CHAPITRE IV :
RÉNOVER LES INSTRUMENTS POUR MIEUX
GÉRER L'ETAT
Outre la
nécessité de rénover ou de moderniser un certain nombre
des instruments et méthodes de la discussion budgétaire, votre
commission a plusieurs convictions fortes.
Les prélèvements obligatoires ont atteint un niveau
historiquement élevé rendant indispensable leur réduction.

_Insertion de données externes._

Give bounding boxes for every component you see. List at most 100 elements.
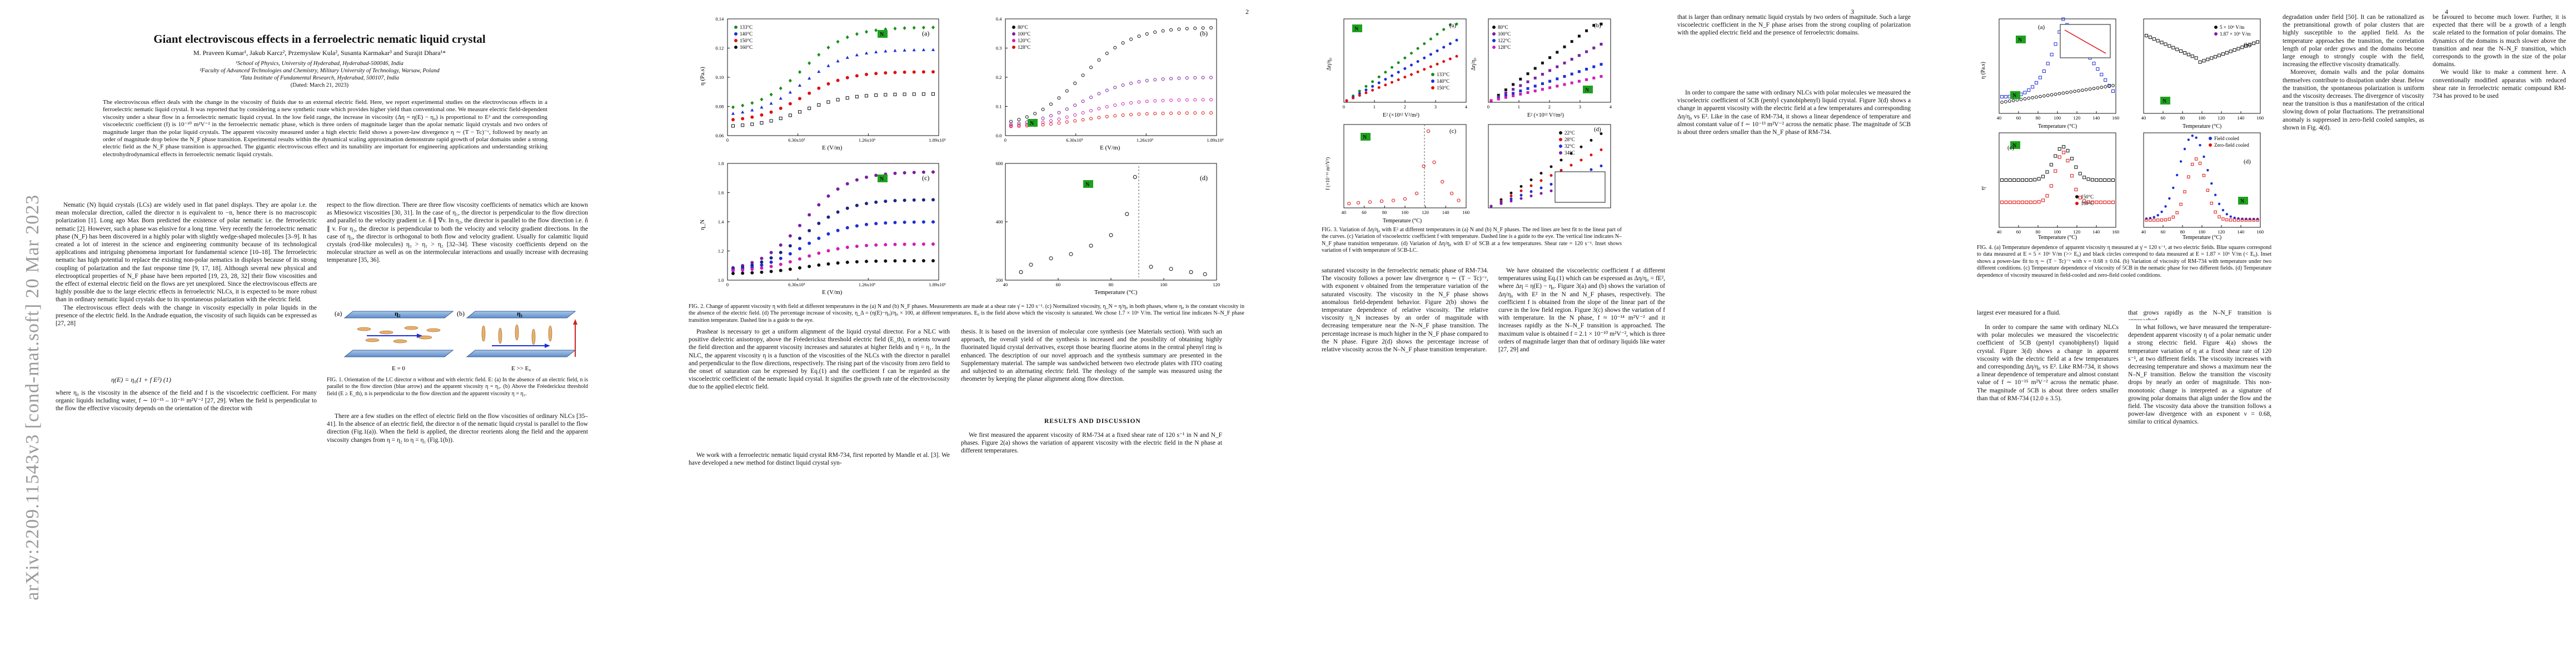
fig2a-series-pt — [798, 70, 801, 74]
fig2c-tag: (c) — [922, 174, 929, 182]
fig2b-series-pt — [1201, 111, 1205, 115]
fig4d-field-cooled-point — [2214, 193, 2217, 196]
fig2a-series-pt — [826, 45, 830, 49]
fig3a-series-pt — [1455, 54, 1458, 58]
fig3a-series-pt — [1409, 73, 1413, 76]
fig4c-x-label: 60 — [2016, 229, 2021, 235]
fig4a-xlabel: Temperature (°C) — [2038, 123, 2077, 130]
fig4d-zero-field-point — [2175, 211, 2179, 215]
fig4d-zero-field-point — [2171, 215, 2175, 219]
fig2b-legend-marker — [1012, 46, 1015, 49]
fig2a-series-pt — [845, 56, 849, 59]
fig3b-series-pt — [1526, 87, 1529, 90]
fig2c-series-pt — [865, 243, 868, 247]
fig4c-point — [2054, 154, 2057, 158]
fig3b-series-pt — [1592, 65, 1596, 68]
page3-column-3: that is larger than ordinary nematic liq… — [1677, 13, 1911, 86]
fig3a-series-pt — [1377, 86, 1381, 89]
fig2a-series-pt — [931, 70, 935, 74]
fig2b-series-pt — [1153, 112, 1157, 116]
fig2b-series-pt — [1089, 117, 1093, 121]
fig3a-ylabel: Δη/η₀ — [1326, 57, 1332, 71]
page-1: arXiv:2209.11543v3 [cond-mat.soft] 20 Ma… — [0, 0, 644, 667]
fig2b-series-pt — [1177, 27, 1181, 31]
fig2b-y-label: 0.3 — [996, 46, 1002, 51]
fig4a-field-low-point — [2031, 96, 2035, 99]
fig3a-series-pt — [1364, 91, 1368, 94]
fig4c-point — [2008, 201, 2012, 204]
fig2c-series-pt — [836, 261, 840, 265]
fig2c-series-pt — [836, 210, 840, 214]
fig2-panel-frame — [727, 18, 939, 136]
fig2a-series-pt — [788, 78, 792, 83]
fig4c-legend-entry: 160°C — [2081, 201, 2094, 206]
fig4d-zero-field-point — [2252, 218, 2255, 222]
fig2a-series-pt — [798, 83, 801, 87]
fig3a-legend-entry: 140°C — [1437, 78, 1449, 84]
fig3a-series-pt — [1416, 70, 1419, 73]
fig2d-point — [1049, 256, 1053, 261]
fig3d-legend-marker — [1559, 131, 1562, 135]
fig4a-x-label: 60 — [2016, 115, 2021, 121]
fig2a-legend-marker — [734, 26, 738, 29]
fig3b-series-pt — [1512, 92, 1515, 95]
fig3d-series-pt — [1539, 179, 1543, 182]
page3-column-3b: In order to compare the same with ordina… — [1677, 89, 1911, 200]
fig2d-point — [1069, 252, 1073, 256]
fig4d-zero-field-point — [2156, 218, 2160, 222]
fig4a-field-high-point — [2035, 81, 2039, 84]
fig2a-series-pt — [741, 123, 745, 127]
fig2a-series-pt — [931, 92, 935, 96]
fig2b-series-pt — [1065, 107, 1069, 111]
fig2c-series-pt — [865, 222, 868, 226]
fig2b-series-pt — [1209, 76, 1213, 79]
fig4c-point — [2012, 178, 2016, 182]
fig2a-series-pt — [874, 28, 878, 32]
rm734-paragraph: We work with a ferroelectric nematic liq… — [689, 452, 950, 467]
fig4d-x-label: 140 — [2237, 229, 2244, 235]
fig3c-point — [1403, 197, 1407, 201]
figure-3: 133°C 140°C 150°C N (a) 0 1 2 3 4 E² (×10¹² V²/m²)… — [1322, 13, 1622, 225]
polar-coupling-paragraph: that is larger than ordinary nematic liq… — [1677, 14, 1911, 37]
fig2b-series-pt — [1137, 34, 1141, 38]
fig3b-series-pt — [1489, 99, 1493, 102]
fig2c-series-pt — [808, 213, 811, 217]
fig3b-series-pt — [1556, 77, 1559, 81]
fig4b-point — [2156, 39, 2160, 43]
fig2b-legend-marker — [1012, 32, 1015, 36]
fig4c-point — [2107, 201, 2111, 204]
fig2c-series-pt — [931, 242, 935, 246]
fig2b-series-pt — [1009, 120, 1013, 123]
fig4c-point — [2099, 178, 2102, 182]
fig4d-x-label: 100 — [2198, 229, 2205, 235]
fig2a-series-pt — [874, 50, 878, 53]
fig2b-series-pt — [1193, 76, 1197, 79]
fig2b-series-pt — [1081, 99, 1085, 103]
fig2c-series-pt — [884, 259, 888, 263]
miesowicz-paragraph: respect to the flow direction. There are… — [327, 202, 588, 264]
fig3a-series-pt — [1442, 46, 1446, 49]
fig4a-inset — [2060, 24, 2111, 58]
fig3d-series-pt — [1549, 165, 1553, 168]
saturated-viscosity-paragraph: saturated viscosity in the ferroelectric… — [1322, 267, 1488, 354]
intro-column-1: Nematic (N) liquid crystals (LCs) are wi… — [56, 201, 317, 371]
fig2b-series-pt — [1137, 100, 1141, 104]
fig4b-point — [2240, 46, 2244, 49]
fig2c-series-pt — [808, 229, 811, 233]
fig3b-series-pt — [1548, 79, 1552, 83]
fig4d-zero-field-point — [2210, 201, 2213, 205]
fig2b-x-label: 1.89x10⁶ — [1207, 137, 1224, 143]
fig3c-point — [1368, 200, 1372, 204]
fig4a-phase — [2016, 36, 2026, 43]
fig2b-x-label: 1.26x10⁶ — [1137, 137, 1154, 143]
fig2a-series-pt — [836, 78, 840, 82]
fig3b-series-pt — [1548, 56, 1552, 59]
fig2a-series-pt — [817, 86, 821, 90]
fig2c-series-pt — [855, 178, 859, 182]
fig2a-legend-marker — [734, 46, 738, 49]
fig3a-x-label: 3 — [1434, 104, 1437, 109]
fig2c-series-pt — [798, 266, 801, 270]
fig2c-series-pt — [921, 198, 925, 202]
fig4b-x-label: 100 — [2198, 115, 2205, 121]
fig3d-tag: (d) — [1594, 126, 1601, 133]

Grâce au supplément de recettes résultant de la bonne
conjoncture actuelle, il est possible d'y procéder tout en diminuant le
déficit budgétaire. Il est par ailleurs indispensable de viser,
à terme, non seulement une réduction du poids de la
dépense publique, mais également une meilleure allocation de
celle-ci.
Pour pouvoir diminuer le montant des prélèvements obligatoires,
il faut impérativement dépenser moins, mais également
dépenser mieux.
Evolution des dépenses publiques, des
prélèvements obligatoires
et de la dette publique
(en points de PIB)
|
1997 |
1998 |
1999 |
Prévisions2000 |
Dépenses publiques |
54,3 |
54,2 |
54,0 |
53,2 |
Prélèvements obligatoires |
44,9 |
44,9 |
45,3 |
44,8 (1) |
Dette publique (2) |
60,0 |
60,3 |
60,5 |
59,9 (3) |
(1)
Le pourcentage est celui annoncé par le gouvernement pour l'année
prochaine. La progression continue depuis 1997 du montant des
prélèvements conduit votre commission à douter très
largement du caractère réalisable de cet objectif, trop
opportunément optimiste.
(2) En nouvelle base de comptes SEC 95.
(3) Ainsi que votre commission l'a déjà relevé, il ne
s'agit que d'une hypothèse formulée par le gouvernement.

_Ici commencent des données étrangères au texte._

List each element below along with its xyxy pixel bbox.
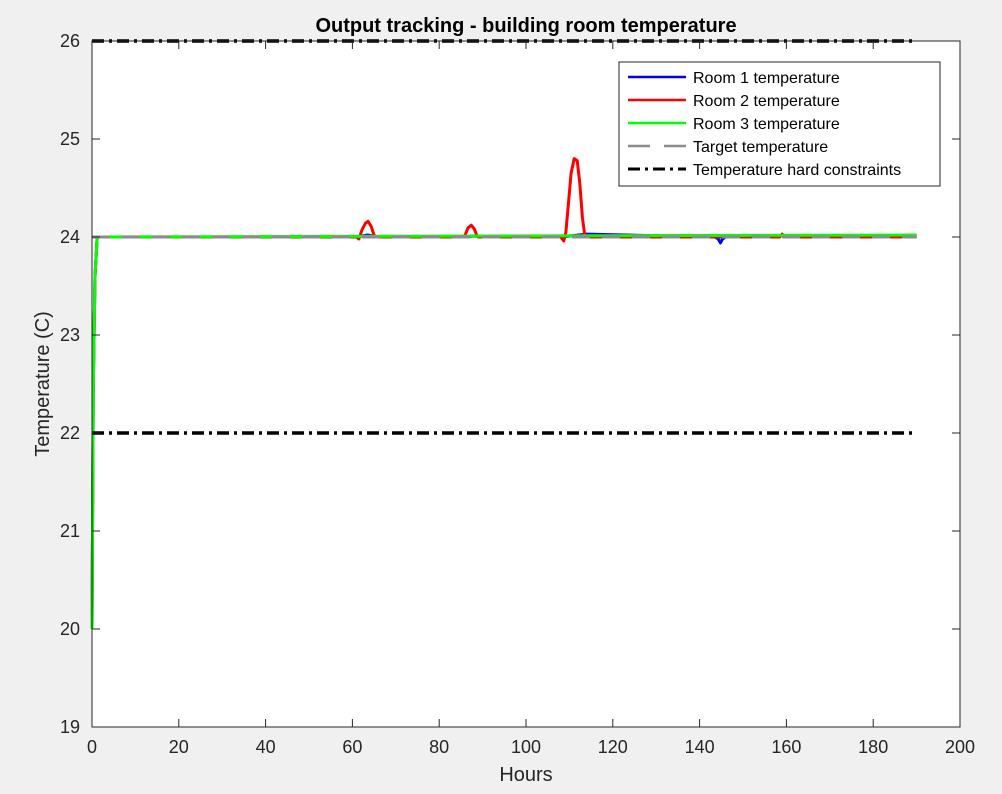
series-layer	[90, 39, 917, 630]
x-tick-label: 20	[169, 737, 189, 757]
legend-label-room-3-temperature: Room 3 temperature	[693, 116, 840, 133]
legend-label-room-2-temperature: Room 2 temperature	[693, 93, 840, 110]
x-tick-label: 40	[256, 737, 276, 757]
x-axis-label: Hours	[499, 764, 552, 786]
x-tick-label: 120	[598, 737, 628, 757]
chart-title: Output tracking - building room temperat…	[315, 15, 736, 37]
axes-layer: 0 20 40 60 80 100 120 140 160 180 200 19 20 21 22 23 24 2…	[60, 31, 975, 757]
x-tick-label: 160	[771, 737, 801, 757]
legend-label-room-1-temperature: Room 1 temperature	[693, 70, 840, 87]
y-tick-label: 25	[60, 129, 80, 149]
series-line-room-2-temperature	[90, 157, 917, 630]
x-tick-label: 180	[858, 737, 888, 757]
legend-label-target-temperature: Target temperature	[693, 139, 828, 156]
y-tick-label: 26	[60, 31, 80, 51]
y-tick-label: 19	[60, 717, 80, 737]
y-tick-label: 21	[60, 521, 80, 541]
y-axis-label: Temperature (C)	[32, 311, 54, 457]
y-tick-label: 22	[60, 423, 80, 443]
x-tick-label: 100	[511, 737, 541, 757]
y-tick-label: 20	[60, 619, 80, 639]
y-tick-label: 24	[60, 227, 80, 247]
x-tick-label: 60	[342, 737, 362, 757]
x-tick-label: 80	[429, 737, 449, 757]
legend: Room 1 temperature Room 2 temperature Room…	[618, 61, 941, 187]
y-tick-label: 23	[60, 325, 80, 345]
legend-label-temperature-hard-constraints: Temperature hard constraints	[693, 162, 901, 179]
x-tick-label: 140	[685, 737, 715, 757]
x-tick-label: 200	[945, 737, 975, 757]
x-tick-label: 0	[87, 737, 97, 757]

Source : Rapport économique, social et financier
I. LA RÉNOVATION DES INSTRUMENTS
A. LA MODERNISATION DES MÉTHODES COMPTABLES DE L'ÉTAT
Il y a deux ans déjà, lors de la discussion du projet de loi de finances pour 1998, votre commission des finances avait émis des préconisations en ce sens rassemblées en autant de " piliers de la sagesse budgétaire ". Elle souhaite aujourd'hui émettre des propositions complémentaires s'agissant notamment des méthodes comptables de l'Etat.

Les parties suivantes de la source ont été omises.